Потом я пришил к своим кальсонам огромную, как пятак, желтую шинельную пуговицу с серпом и молотом и уснул мертвецким сном. Свой первый солдатский сон я на всю жизнь запомнил по особой причине…
Мне снилось, что я, как это часто бывало в реальной жизни, сплю во дворе своего дома на раскладушке под яблонькой. Краснобокие яблоки стали вдруг густо падать прямо на мой лоб. Отец смотрел на это и громко смеялся. Потом совершенно чужим и страшным голосом сказал:
— Сынок, подъем!
А мне еще хотелось спать. Тогда отец громовым басом заорал мне в самое ухо:
— Подъем, козел еханый, — тебе говорю!
При этих словах тяжелые яблоки еще чаще посыпались с веток, больно стуча прямо по моему лбу.
Я открыл глаза и увидел разъяренную и раскормленную морду моего командира отделения, который своим кулаком-«чайником» интенсивно постукивал по моему голому черепу.
Вечером я писал новую жалобу маме…
Через неделю в роту пришел капитан из особого отдела дивизии и провел со мной задушевную беседу о необходимости стойко переносить тяготы и лишения воинской жизни, а также хранить военную тайну…
ДИКАЯ ДИВИЗИЯ
Зеленым салагой в мешковато сидящей серой суконной шинели и с еще пахнущим заводской оружейной смазкой «Калашниковым» на груди торжественно орал я зимним морозным утром 1965 года на плацу «Дикой» дивизии в черниговских лесах слова воинской Присяги: «Я, гражданин Союза Советских Социалистических Республик, вступая в ряды Вооруженных Сил…»
А мама глядела на меня и плакала, вытирая слезы уголком дешевенького серого платка, начесанного с дистрофических боков козы Зойки.
Когда я докричался до слов: «Если же я нарушу эту мою торжественную клятву, пусть меня постигнет суровая кара…» — аж дух перехватило.
Командир взвода лейтенант Карелин, заставлявший нас до опупения зубрить Присягу, десять раз на дню повторял:
— Кто нарушит Присягу — тюрьма или расстрел!
Этого в тексте Присяги не было. Но была бы воля нашего взводного, он бы такие строки туда вписал.
Перед строем взвода стоял на ветру страшно обшарпанный, но покрытый свежим лаком стол, на котором лежал придавленный кирпичом отпечатанный ротным писарем на старой немецкой пишущей машинке список личного состава.
Лейтенант снял кирпич и ткнул пальцем напротив моей фамилии. И пока я выкарябывал роспись, он спросил:
— Кто нарушит Присягу?
— Тюрьма и расстрел! — негромко гавкнул я в ответ.

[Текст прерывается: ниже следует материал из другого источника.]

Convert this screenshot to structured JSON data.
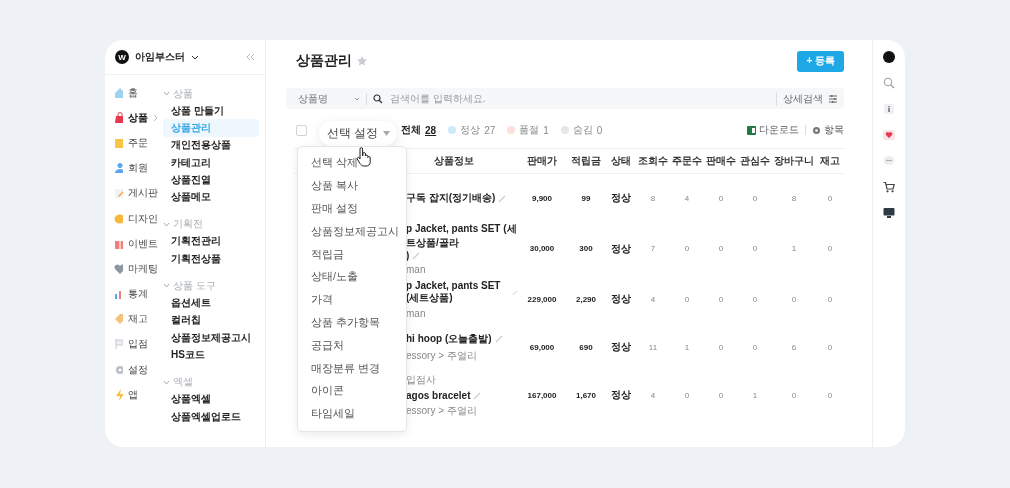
{
  "brand": {
    "logo": "W",
    "name": "아임부스터"
  },
  "nav": [
    {
      "label": "홈",
      "selected": false
    },
    {
      "label": "상품",
      "selected": true
    },
    {
      "label": "주문",
      "selected": false
    },
    {
      "label": "회원",
      "selected": false
    },
    {
      "label": "게시판",
      "selected": false
    },
    {
      "label": "디자인",
      "selected": false
    },
    {
      "label": "이벤트",
      "selected": false
    },
    {
      "label": "마케팅",
      "selected": false
    },
    {
      "label": "통계",
      "selected": false
    },
    {
      "label": "재고",
      "selected": false
    },
    {
      "label": "입점",
      "selected": false
    },
    {
      "label": "설정",
      "selected": false
    },
    {
      "label": "앱",
      "selected": false
    }
  ],
  "submenu": [
    {
      "title": "상품",
      "expanded": true,
      "items": [
        {
          "label": "상품 만들기",
          "selected": false
        },
        {
          "label": "상품관리",
          "selected": true
        },
        {
          "label": "개인전용상품",
          "selected": false
        },
        {
          "label": "카테고리",
          "selected": false
        },
        {
          "label": "상품진열",
          "selected": false
        },
        {
          "label": "상품메모",
          "selected": false
        }
      ]
    },
    {
      "title": "기획전",
      "expanded": true,
      "items": [
        {
          "label": "기획전관리",
          "selected": false
        },
        {
          "label": "기획전상품",
          "selected": false
        }
      ]
    },
    {
      "title": "상품 도구",
      "expanded": true,
      "items": [
        {
          "label": "옵션세트",
          "selected": false
        },
        {
          "label": "컬러칩",
          "selected": false
        },
        {
          "label": "상품정보제공고시",
          "selected": false
        },
        {
          "label": "HS코드",
          "selected": false
        }
      ]
    },
    {
      "title": "엑셀",
      "expanded": true,
      "items": [
        {
          "label": "상품엑셀",
          "selected": false
        },
        {
          "label": "상품엑셀업로드",
          "selected": false
        }
      ]
    }
  ],
  "page": {
    "title": "상품관리",
    "register_button": "+ 등록"
  },
  "search": {
    "field": "상품명",
    "placeholder": "검색어를 입력하세요.",
    "advanced": "상세검색"
  },
  "select_all": {
    "checked": false
  },
  "selection_popover": "선택 설정",
  "filters": [
    {
      "kind": "total",
      "label": "전체",
      "count": "28"
    },
    {
      "kind": "status",
      "label": "정상",
      "count": "27",
      "color": "#cdeafb"
    },
    {
      "kind": "status",
      "label": "품절",
      "count": "1",
      "color": "#fde0dc"
    },
    {
      "kind": "status",
      "label": "숨김",
      "count": "0",
      "color": "#e4e6e9"
    }
  ],
  "tools": {
    "download": "다운로드",
    "columns": "항목"
  },
  "table": {
    "product_column": "상품정보",
    "columns": [
      "판매가",
      "적립금",
      "상태",
      "조회수",
      "주문수",
      "판매수",
      "관심수",
      "장바구니",
      "재고"
    ],
    "rows": [
      {
        "seller": null,
        "name_lines": [
          "구독 잡지(정기배송)"
        ],
        "category": null,
        "cells": [
          "9,900",
          "99",
          "정상",
          "8",
          "4",
          "0",
          "0",
          "8",
          "0"
        ]
      },
      {
        "seller": null,
        "name_lines": [
          "p Jacket, pants SET (세트상품/골라",
          ")"
        ],
        "category": "man",
        "cells": [
          "30,000",
          "300",
          "정상",
          "7",
          "0",
          "0",
          "0",
          "1",
          "0"
        ]
      },
      {
        "seller": null,
        "name_lines": [
          "p Jacket, pants SET (세트상품)"
        ],
        "category": "man",
        "cells": [
          "229,000",
          "2,290",
          "정상",
          "4",
          "0",
          "0",
          "0",
          "0",
          "0"
        ]
      },
      {
        "seller": null,
        "name_lines": [
          "hi hoop (오늘출발)"
        ],
        "category": "essory > 주얼리",
        "cells": [
          "69,000",
          "690",
          "정상",
          "11",
          "1",
          "0",
          "0",
          "6",
          "0"
        ]
      },
      {
        "seller": "입점사",
        "name_lines": [
          "agos bracelet"
        ],
        "category": "essory > 주얼리",
        "cells": [
          "167,000",
          "1,670",
          "정상",
          "4",
          "0",
          "0",
          "1",
          "0",
          "0"
        ]
      }
    ]
  },
  "dropdown": [
    "선택 삭제",
    "상품 복사",
    "판매 설정",
    "상품정보제공고시",
    "적립금",
    "상태/노출",
    "가격",
    "상품 추가항목",
    "공급처",
    "매장분류 변경",
    "아이콘",
    "타임세일"
  ]
}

Карелин улыбнулся и отшил редкостный по культуре изложения комплимент:
— Моя школа. Стать в строй!
И понеслась служба в танковой «учебке». За полгода офицеры должны были вылепить из меня командира тяжелого танка Т-1 ОМ. Система была простой и надежной: зубрежка — стрельбы, зубрежка — вождение. И дикий сержантский мат в боевом отделении танка, полном порохового дыма, выедающего глаза после каждого пушечного выстрела. И особый, терпкий и родной запах «броневого гроба» Т-1 ОМ, который въедается в душу и память на всю жизнь. Даже сейчас я иногда балдею в московских «икарусах», каким-то собачьим нюхом улавливая знакомый запах горелого топлива, по сравнению с которым даже «Шанель» — вонючка.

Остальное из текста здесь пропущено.